Friday, May 17, 2013
KITV: “The story behind the deOccupy Honolulu movement”
by Larry Geller
It’s good to see an interview in the mainstream press that gives the (de)Occupy protesters a chance to explain their campaign. Check out KITV’s interview posted on their website: The story behind the deOccupy Honolulu movement (KITV, 5/16/2013) (includes video).
From the interview:
We asked deOccupy protester Cathy "Sugar" Russell why she lives on the streets in tents.
She responded, "I'd be doing this anyway. I don't have a job. I'm stuck living on the streets. I just do it more publicly to give light to the crisis."
That crisis -- what Russell calls the "houseless issue." The roughly two dozen deOccupy protesters have spent the last year and a half in and around Thomas Square to make the plight of the homeless more public.

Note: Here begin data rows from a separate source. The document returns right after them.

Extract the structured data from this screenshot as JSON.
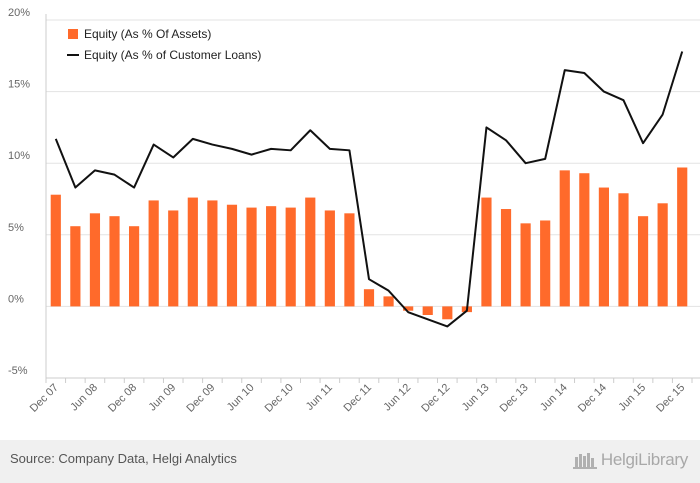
{
  "chart_data": {
    "type": "bar+line",
    "x_tick_labels": [
      "Dec 07",
      "Jun 08",
      "Dec 08",
      "Jun 09",
      "Dec 09",
      "Jun 10",
      "Dec 10",
      "Jun 11",
      "Dec 11",
      "Jun 12",
      "Dec 12",
      "Jun 13",
      "Dec 13",
      "Jun 14",
      "Dec 14",
      "Jun 15",
      "Dec 15"
    ],
    "ylim": [
      -5,
      20
    ],
    "y_ticks": [
      -5,
      0,
      5,
      10,
      15,
      20
    ],
    "y_tick_format": "%",
    "grid": "horizontal",
    "legend_position": "top-left",
    "series": [
      {
        "name": "Equity (As % Of Assets)",
        "type": "bar",
        "color": "#ff6a2b",
        "values": [
          7.8,
          5.6,
          6.5,
          6.3,
          5.6,
          7.4,
          6.7,
          7.6,
          7.4,
          7.1,
          6.9,
          7.0,
          6.9,
          7.6,
          6.7,
          6.5,
          1.2,
          0.7,
          -0.3,
          -0.6,
          -0.9,
          -0.4,
          7.6,
          6.8,
          5.8,
          6.0,
          9.5,
          9.3,
          8.3,
          7.9,
          6.3,
          7.2,
          9.7
        ]
      },
      {
        "name": "Equity (As % of Customer Loans)",
        "type": "line",
        "color": "#111111",
        "values": [
          11.7,
          8.3,
          9.5,
          9.2,
          8.3,
          11.3,
          10.4,
          11.7,
          11.3,
          11.0,
          10.6,
          11.0,
          10.9,
          12.3,
          11.0,
          10.9,
          1.9,
          1.1,
          -0.4,
          -0.9,
          -1.4,
          -0.3,
          12.5,
          11.6,
          10.0,
          10.3,
          16.5,
          16.3,
          15.0,
          14.4,
          11.4,
          13.4,
          17.8
        ]
      }
    ]
  },
  "footer": {
    "source": "Source: Company Data, Helgi Analytics",
    "brand": "HelgiLibrary"
  }
}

I suspect that it has been the (de)Occupy encampment that has forced the city to (finally) begin to take seriously the need to provide assistance to those living outdoors instead of campaigning to punish them.
And no matter how many planters the city brings in, they're staying put.
Later in the video, (de)Occupier Christopher "Nova" Smith reported that he would rather live in his home, but he stays with the encampment because he “can't deal with seeing a government that's so willing to violate people's civil rights.”
The City, it seems, questions the motives of the protesters. A Civil Beat article quoted Honolulu Corporation Counsel dissing them as “recent Mainland transplants” although presumably they have no objection to “recent Mainland transplants” who live in Kakaako condos.